International econ is an important extension of economics, one of the more important subjects we learn about in business. I'm not quite sure I got everything I could have out of this particular course, due to some peculiarities of its delivery.
The first peculiarity is simply that it was a summer course. Of course, I love summer courses for their intense, focused nature and then how quickly it's over. The second peculiarity was related, kind of. The related part was that it was summer, very hot, and the cooling system in the Natural Resources building where we were meeting went out.
At least one day class was cancelled due to the heat and probably HVAC technicians working on the problem. One day we met outside. We just sat around on the ground - grass, cement, whatever - and talked as other people walked by and our voices floated off to nowhere instead of bouncing back off the wall in the strangely shaped auditorium (extra steep and building support pillars blocking the view from some seats. Several days were spent with industrial strength fans blowing on us, drowning out part of the conversation. If it wasn't a compressed summer course, missing a day wouldn't have put us behind so far, plus it probably wouldn't have been as hot, and there would have been more days in between to get it fixed before the next time we met.
Getting to the actual content of the course, I think we would be better off as a country if more of us really understood these concepts. We hear about issues with other countries like Greece not being able to pay their debts but don't really understand how that affects us. We talk about manufacturing jobs being sent to China, but what does that do other than send some of our jobs there?
As interconnected as the world market is, everything we do affects others. Our stock exchange may close but another one on the other side of the world is opening. Arbitragers are constantly trolling for pennies of difference in exchange rates in different markets in order to run a pile of money through both markets and capitalize on the difference. We want free trade, yet some tariffs help protect jobs in our country in order to ensure we don't lose critical skills and become dependent on others.
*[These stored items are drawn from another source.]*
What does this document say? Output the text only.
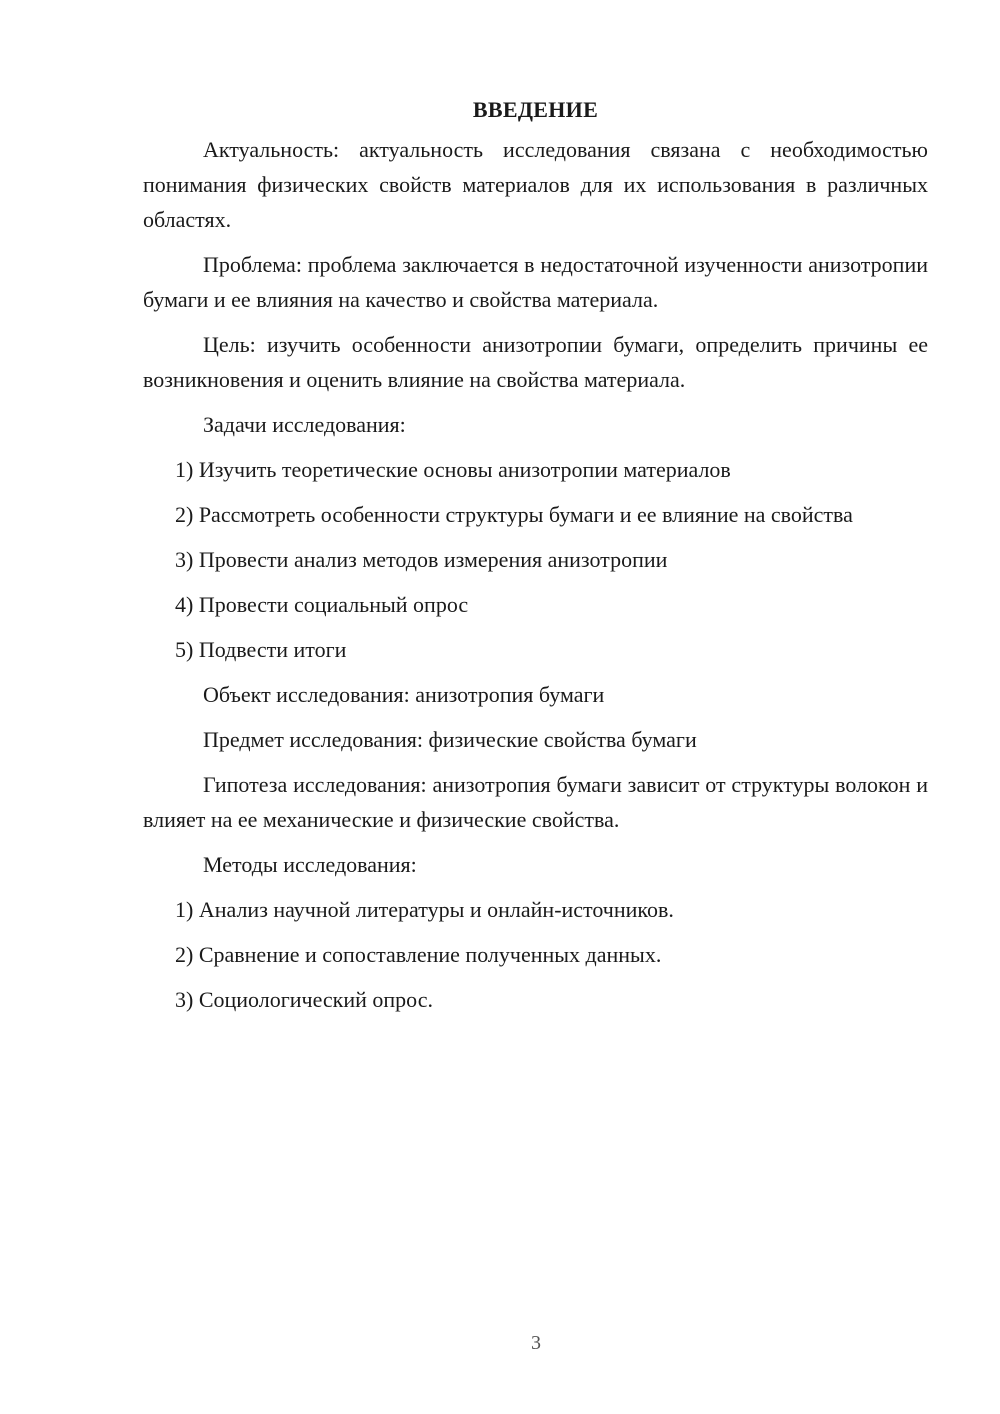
ВВЕДЕНИЕ

Актуальность: актуальность исследования связана с необходимостью понимания физических свойств материалов для их использования в различных областях.

Проблема: проблема заключается в недостаточной изученности анизотропии бумаги и ее влияния на качество и свойства материала.

Цель: изучить особенности анизотропии бумаги, определить причины ее возникновения и оценить влияние на свойства материала.

Задачи исследования:

1) Изучить теоретические основы анизотропии материалов

2) Рассмотреть особенности структуры бумаги и ее влияние на свойства

3) Провести анализ методов измерения анизотропии

4) Провести социальный опрос

5) Подвести итоги

Объект исследования: анизотропия бумаги

Предмет исследования: физические свойства бумаги

Гипотеза исследования: анизотропия бумаги зависит от структуры волокон и влияет на ее механические и физические свойства.

Методы исследования:

1) Анализ научной литературы и онлайн-источников.

2) Сравнение и сопоставление полученных данных.

3) Социологический опрос.

3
Listening to the political debates currently going on, there are expectations that the president or other political leaders have much more control over world events than they actually do. You can't instantly create millions of jobs like Obama claims he can do. Romney's claim that he can stabilize our economy by helping people in other countries start businesses likewise sounds nice, but is a fairly unmeasurable long term plan that depends on a lot of factors to come together.
We listen to statements from everyone running for office, and it's hard to separate what's realistic or not without a firm understanding of the principles that affect international trade. The real improvements in worldwide economies can only come through many sides working together in the long term, following sound economic principles. No one is really interested in that as they focus instead on squeezing a couple cents profit times thousands or millions of dollars or shares of stock traded while markets are synching.